WASHINGTON, October 14 (RIA Novosti) – A US-funded laboratory in the former Soviet republic of Georgia, accused by a prominent Russian official Monday of developing biological weapons, has been repeatedly touted by US officials as a key tool in guarding the region against dangerous infectious diseases.
“This laboratory has the potential to become a regional center for disease surveillance, research, as well as biosafety and security,” US Sen. Richard Lugar said in a speech last year at the christening of the laboratory that bears his name in the Georgian capital of Tbilisi, several months before he retired from the Senate.
The laboratory, formally known as the Richard G. Lugar Center for Public Health Research, became the target of a renewed attack by Russian authorities Monday when Gennady Onishchenko, head of the state consumer rights watchdog Rospotrebnadzor, expressed “extreme concern” about the lab.
“According to our assessments, this laboratory constitutes an important offensive link in the US military-biological capability,” Onishchenko was quoted by Russian media as saying, adding that compounds developed at the facility could be secretly employed to destabilize the political and economic situation in Russia.
It was the latest in a series of accusations this year by Onishchenko that the research center could be used for nefarious purposes, allegations that US and Georgian officials have repeatedly denied.
“There still seems to be misperception that this laboratory is a military facility or is engaged in biological weapons research which is absurd,” Richard Norland, the US ambassador to Georgia, said in July.
Washington has funded the research center to the tune of $150 million since its groundbreaking in 2004, according to US officials, an initiative that came in the wake of the Rose Revolution that swept US ally Mikheil Saakasvhili to the Georgian presidency.
Saakashvili’s ascent rattled officials in Moscow, many of whom saw the revolution as engineered by the United States and its allies at the expense of Russian interests.
Years of diplomatic tensions between Washington and Moscow ensued as Saakashvili sought greater integration with the West, with the nadir coming during Russia’s crushing victory against Georgian forces in a brief 2008 war over the breakaway Georgian regions of South Ossetia and Abkhazia.
The laboratory opened in March 2011 as the Central Public Health Research Laboratory, with Lugar saying it will “serve as a manifestation of America’s commitment to Georgia.”
The US Army Medical Department’s Medical Research and Materiel Command (USAMRMC) has been tasked with training Georgian scientists at the lab in areas such as “pathogen research, biosecurity, biosurety and facility operations and maintenance,” according to the USAMRMC.

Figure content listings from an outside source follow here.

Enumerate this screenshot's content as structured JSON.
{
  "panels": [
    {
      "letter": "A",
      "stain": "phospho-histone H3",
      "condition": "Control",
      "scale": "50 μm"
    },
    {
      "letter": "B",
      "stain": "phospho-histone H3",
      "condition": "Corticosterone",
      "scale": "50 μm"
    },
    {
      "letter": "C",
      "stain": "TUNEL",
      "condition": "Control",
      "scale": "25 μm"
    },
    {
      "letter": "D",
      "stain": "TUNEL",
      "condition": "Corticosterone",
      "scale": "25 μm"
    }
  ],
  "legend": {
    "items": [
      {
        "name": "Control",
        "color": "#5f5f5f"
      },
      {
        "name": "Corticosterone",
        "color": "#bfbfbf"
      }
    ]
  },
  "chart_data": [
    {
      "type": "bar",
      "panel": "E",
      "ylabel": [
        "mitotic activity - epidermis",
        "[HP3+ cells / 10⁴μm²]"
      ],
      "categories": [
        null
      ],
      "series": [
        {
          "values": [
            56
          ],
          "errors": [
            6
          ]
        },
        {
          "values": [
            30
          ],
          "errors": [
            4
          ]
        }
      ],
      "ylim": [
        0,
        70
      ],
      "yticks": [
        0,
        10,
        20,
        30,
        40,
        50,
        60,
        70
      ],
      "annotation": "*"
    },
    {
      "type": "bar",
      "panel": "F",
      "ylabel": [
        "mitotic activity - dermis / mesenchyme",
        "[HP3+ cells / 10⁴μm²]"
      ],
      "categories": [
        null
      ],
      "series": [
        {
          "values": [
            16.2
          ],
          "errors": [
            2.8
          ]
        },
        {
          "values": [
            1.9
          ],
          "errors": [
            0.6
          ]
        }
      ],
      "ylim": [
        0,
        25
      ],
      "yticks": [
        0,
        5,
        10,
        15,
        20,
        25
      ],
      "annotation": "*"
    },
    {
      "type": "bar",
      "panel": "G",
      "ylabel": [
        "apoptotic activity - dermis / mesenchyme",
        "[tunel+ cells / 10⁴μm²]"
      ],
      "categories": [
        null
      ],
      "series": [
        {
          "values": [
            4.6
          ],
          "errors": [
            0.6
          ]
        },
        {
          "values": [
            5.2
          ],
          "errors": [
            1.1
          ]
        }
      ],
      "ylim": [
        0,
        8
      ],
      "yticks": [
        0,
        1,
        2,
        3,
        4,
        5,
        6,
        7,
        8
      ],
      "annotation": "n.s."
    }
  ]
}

The goal of the US military and the Georgian government “is to address the threat of infectious diseases at the source with approaches that utilize modern technological developments applied from the rapidly expanding knowledge base in public and animal health,” Jamie Blow, director of Overseas Operations for Walter Reed Army Institute of Research, said last year.
Onishchenko said last year that an outbreak of African Swine Fever Virus (ASFV) in southern Russia was the result of “economic subversion” by Georgia
Swine fever outbreaks can seriously impair the animal breeding industry because the disease can neither be treated nor prevented by vaccination, and Onishchenko suggested in July that the virus had likely come to Russia from the US-funded laboratory in Georgia.
Russia’s objections to the lab have come from more powerful corners of the government than its consumer protection watchdog. In an apparent reference to the facility, Russia’s Foreign Ministry said in July that it has “serious concerns” about “the US Defense Department’s biological activity near Russia’s borders.”
US officials have said the facility is run by the Georgian government and have dismissed accusations that secretive research is being conducted there.
“It’s an open, transparent facility,” Norland said earlier this year. “We believe there is interest, including from Russian scientists, in taking advantage of the resources of this state-of-the-art facility and we hope they’ll do that.”